AN IRISHMAN is appealing to the Irish community in London in a last-ditch attempt to track down his long lost uncle, who he has not seen in 60 years.
Patrick ‘Pilot’ Conway, 67, has been searching for his uncle Johnny Conway for 40 years — but has been hitting dead ends.
“I went over to the Irish centre in London and various other channels,” he told The Irish Post.
“I met several people who knew him over the years but the last I could find was that he was in London in the 1980s.”
Born on January 9, 1926, Johnny Conway grew up in the small town of Mooncoin, Co. Kilkenny.
In the early 1940s, he left Ireland and moved to London, enlisting in the Royal Air Force after signing up in the North of Ireland.
He served during World War II and left the RAF after the war ended, picking up work as a movie extra soon after.
If he were alive today, Johnny Conway would be 90 years old.
His nephew believes that serving in the British military may have been a factor in choosing never to return home to Ireland.

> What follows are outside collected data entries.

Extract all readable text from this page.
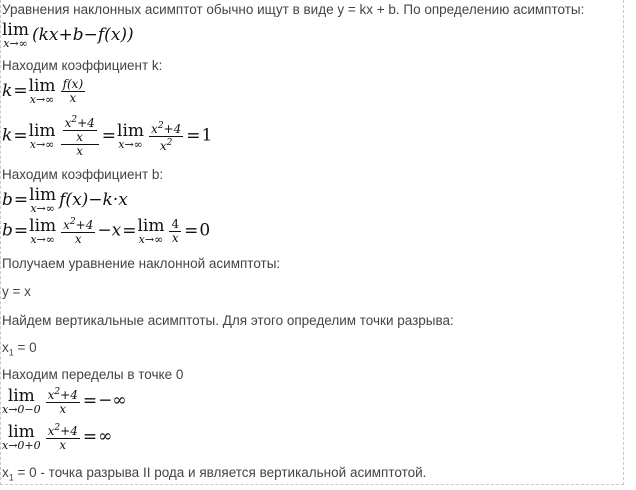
Уравнения наклонных асимптот обычно ищут в виде y = kx + b. По определению асимптоты:
lim
x→∞ (kx+b−f(x))
Находим коэффициент k:
k= lim
$x\to\infty \frac{f(x)}{x}$
k= lim
$x\to\infty \frac{\frac{x^2+4}{x}}{x} = \lim$
$x\to\infty \frac{x^2+4}{x^2} =1$
Находим коэффициент b:
b= lim
x→∞ f(x)−k·x
b= lim
$x\to\infty \frac{x^2+4}{x} -x= \lim$
$x\to\infty \frac{4}{x} =0$
Получаем уравнение наклонной асимптоты:
y = x
Найдем вертикальные асимптоты. Для этого определим точки разрыва:
$x_1 = 0$
Находим переделы в точке 0
lim
$x\to 0-0 \frac{x^2+4}{x}$ =−∞
lim
$x\to 0+0 \frac{x^2+4}{x}$ =∞
$x_1 = 0$ - точка разрыва II рода и является вертикальной асимптотой.
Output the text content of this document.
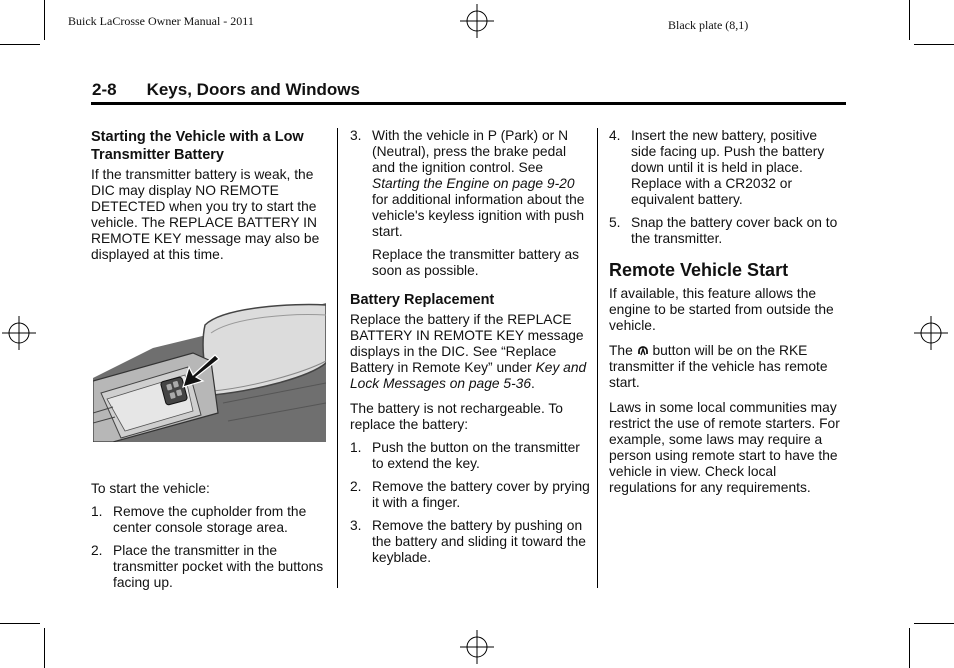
Buick LaCrosse Owner Manual - 2011	Black plate (8,1)
2-8 Keys, Doors and Windows
Starting the Vehicle with a Low Transmitter Battery

If the transmitter battery is weak, the DIC may display NO REMOTE DETECTED when you try to start the vehicle. The REPLACE BATTERY IN REMOTE KEY message may also be displayed at this time.

To start the vehicle:

1. Remove the cupholder from the center console storage area.
2. Place the transmitter in the transmitter pocket with the buttons facing up.
3. With the vehicle in P (Park) or N (Neutral), press the brake pedal and the ignition control. See Starting the Engine on page 9-20 for additional information about the vehicle's keyless ignition with push start.

Replace the transmitter battery as soon as possible.

Battery Replacement

Replace the battery if the REPLACE BATTERY IN REMOTE KEY message displays in the DIC. See “Replace Battery in Remote Key” under Key and Lock Messages on page 5-36.

The battery is not rechargeable. To replace the battery:

1. Push the button on the transmitter to extend the key.
2. Remove the battery cover by prying it with a finger.
3. Remove the battery by pushing on the battery and sliding it toward the keyblade.
4. Insert the new battery, positive side facing up. Push the battery down until it is held in place. Replace with a CR2032 or equivalent battery.
5. Snap the battery cover back on to the transmitter.
Remote Vehicle Start

If available, this feature allows the engine to be started from outside the vehicle.

The  button will be on the RKE transmitter if the vehicle has remote start.

Laws in some local communities may restrict the use of remote starters. For example, some laws may require a person using remote start to have the vehicle in view. Check local regulations for any requirements.
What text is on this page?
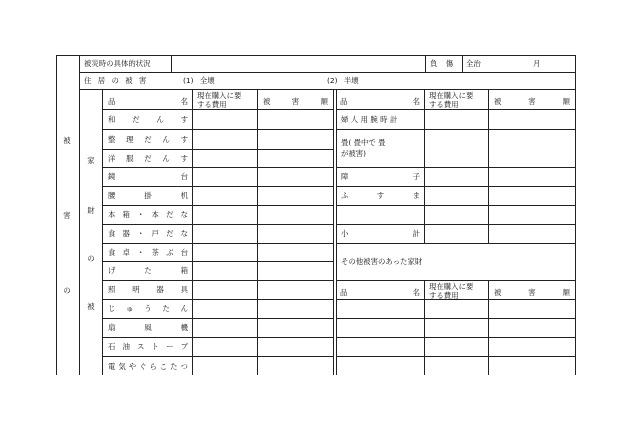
被災時の具体的状況	負 傷 全治	月
住 居 の 被 害	(1) 全壊	(2) 半壊
被
害
の
家
財
の
被
品	名
現在購入に要
する費用	被	害	額
和 だ ん す
整 理 だ ん す
洋 服 だ ん す
鏡	台
腰	掛	机
本 箱 ・ 本 だ な
食 器 ・ 戸 だ な
食 卓 ・ 茶 ぶ 台
げ	た	箱
照 明 器 具
じ ゅ う た ん
扇	風	機
石 油 ス ト ー ブ
電 気 や ぐ ら こ た つ
品	名
現在購入に要
する費用	被	害	額
婦人用腕時計
畳( 畳中で 畳
が被害)
障	子
ふ	す	ま
小	計
その他被害のあった家財
品	名
現在購入に要
する費用	被	害	額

“It was taboo at that time,” he said. “So you couldn’t really come back home and say I’m in the Air Force, it was the time of the Troubles.”
He was last seen in 1955 when he came back to Mooncoin for a brief visit.

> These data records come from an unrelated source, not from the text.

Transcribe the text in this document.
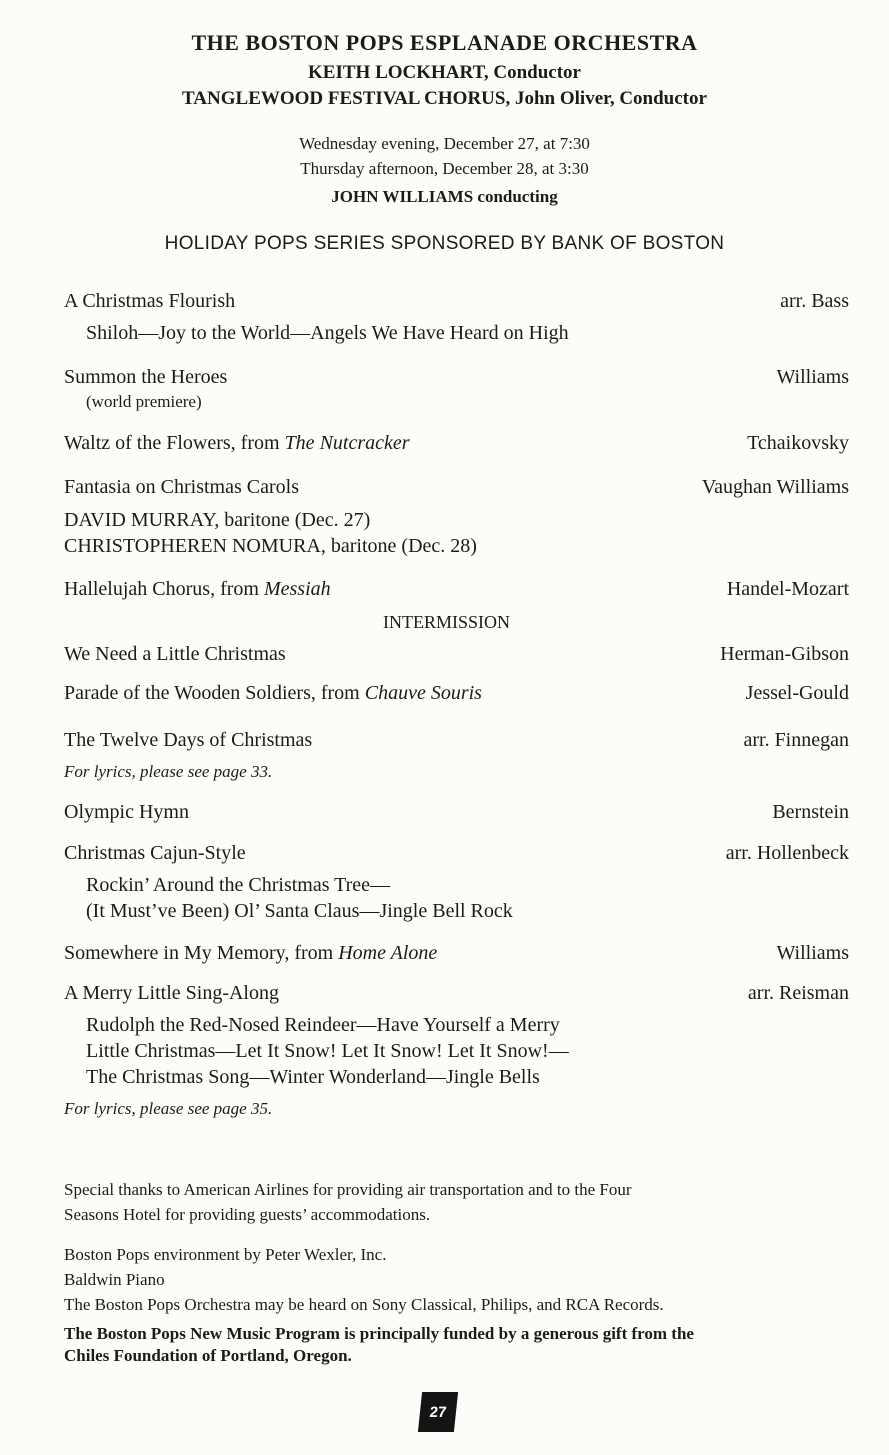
THE BOSTON POPS ESPLANADE ORCHESTRA
KEITH LOCKHART, Conductor
TANGLEWOOD FESTIVAL CHORUS, John Oliver, Conductor
Wednesday evening, December 27, at 7:30
Thursday afternoon, December 28, at 3:30
JOHN WILLIAMS conducting
HOLIDAY POPS SERIES SPONSORED BY BANK OF BOSTON
A Christmas Flourish	arr. Bass
Shiloh—Joy to the World—Angels We Have Heard on High
Summon the Heroes	Williams
(world premiere)
Waltz of the Flowers, from The Nutcracker	Tchaikovsky
Fantasia on Christmas Carols	Vaughan Williams
DAVID MURRAY, baritone (Dec. 27)
CHRISTOPHEREN NOMURA, baritone (Dec. 28)
Hallelujah Chorus, from Messiah	Handel-Mozart
INTERMISSION
We Need a Little Christmas	Herman-Gibson
Parade of the Wooden Soldiers, from Chauve Souris	Jessel-Gould
The Twelve Days of Christmas	arr. Finnegan
For lyrics, please see page 33.
Olympic Hymn	Bernstein
Christmas Cajun-Style	arr. Hollenbeck
Rockin’ Around the Christmas Tree—
(It Must’ve Been) Ol’ Santa Claus—Jingle Bell Rock
Somewhere in My Memory, from Home Alone	Williams
A Merry Little Sing-Along	arr. Reisman
Rudolph the Red-Nosed Reindeer—Have Yourself a Merry
Little Christmas—Let It Snow! Let It Snow! Let It Snow!—
The Christmas Song—Winter Wonderland—Jingle Bells
For lyrics, please see page 35.
Special thanks to American Airlines for providing air transportation and to the Four
Seasons Hotel for providing guests’ accommodations.
Boston Pops environment by Peter Wexler, Inc.
Baldwin Piano
The Boston Pops Orchestra may be heard on Sony Classical, Philips, and RCA Records.
The Boston Pops New Music Program is principally funded by a generous gift from the
Chiles Foundation of Portland, Oregon.
27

“I remember him well,” said Mr Conway, who was six years old when he last saw his uncle. “He was dressed immaculately, he’d leather gloves on and a green coat.
“He stuck his head in our door and said he was off down to the pub and that was the last we saw of him; he went back to England then.”
In the late 1950s, Johnny’s mother passed away.
While the family dealt with her death, her missing son did not attend the funeral.
Mr Conway’s father Patrick — Johnny’s brother — flew to England to look for his brother and find out why he had not come home for the funeral but the family found no fresh information.
Patrick Conway passed away in 1960 and his wife Margaret, Mr Conway’s mother, in 1964.
At just 16 years of age, Mr Conway’s oldest sister was left with the daunting task of caring for her five siblings.
Losing both his parents at a young age prompted Mr Conway to search for his uncle but after hitting dead ends at both the RAF and MGM Studios, where Johnny worked, he is at a loss.
“He was on the making of two blockbusters made at the studio in 1951 and 1952, Quo Vadis and Ivanhoe,” Mr Conway said.
“His workmate Mickey O’Toole from Waterford, who worked with him on Ivanhoe told me before he died that he saw him in London in 1980.
“And he was well known in some pubs on the Holloway Road in London, The Nags Head and The Prince of Denmark.
“We’re prepared for any out- come, whether he’s dead or alive, we just want to know.”
Despite not having seen his family in 60 years, if Johnny is alive he would have six nieces and nephews and several great-nieces and nephews.
Mr Conway does not know whether his uncle had family of his own but he is determined to find out what happened to his father’s only brother.
“I’d just say to him ‘where have you been hiding all these years?’ if I met him,” he said.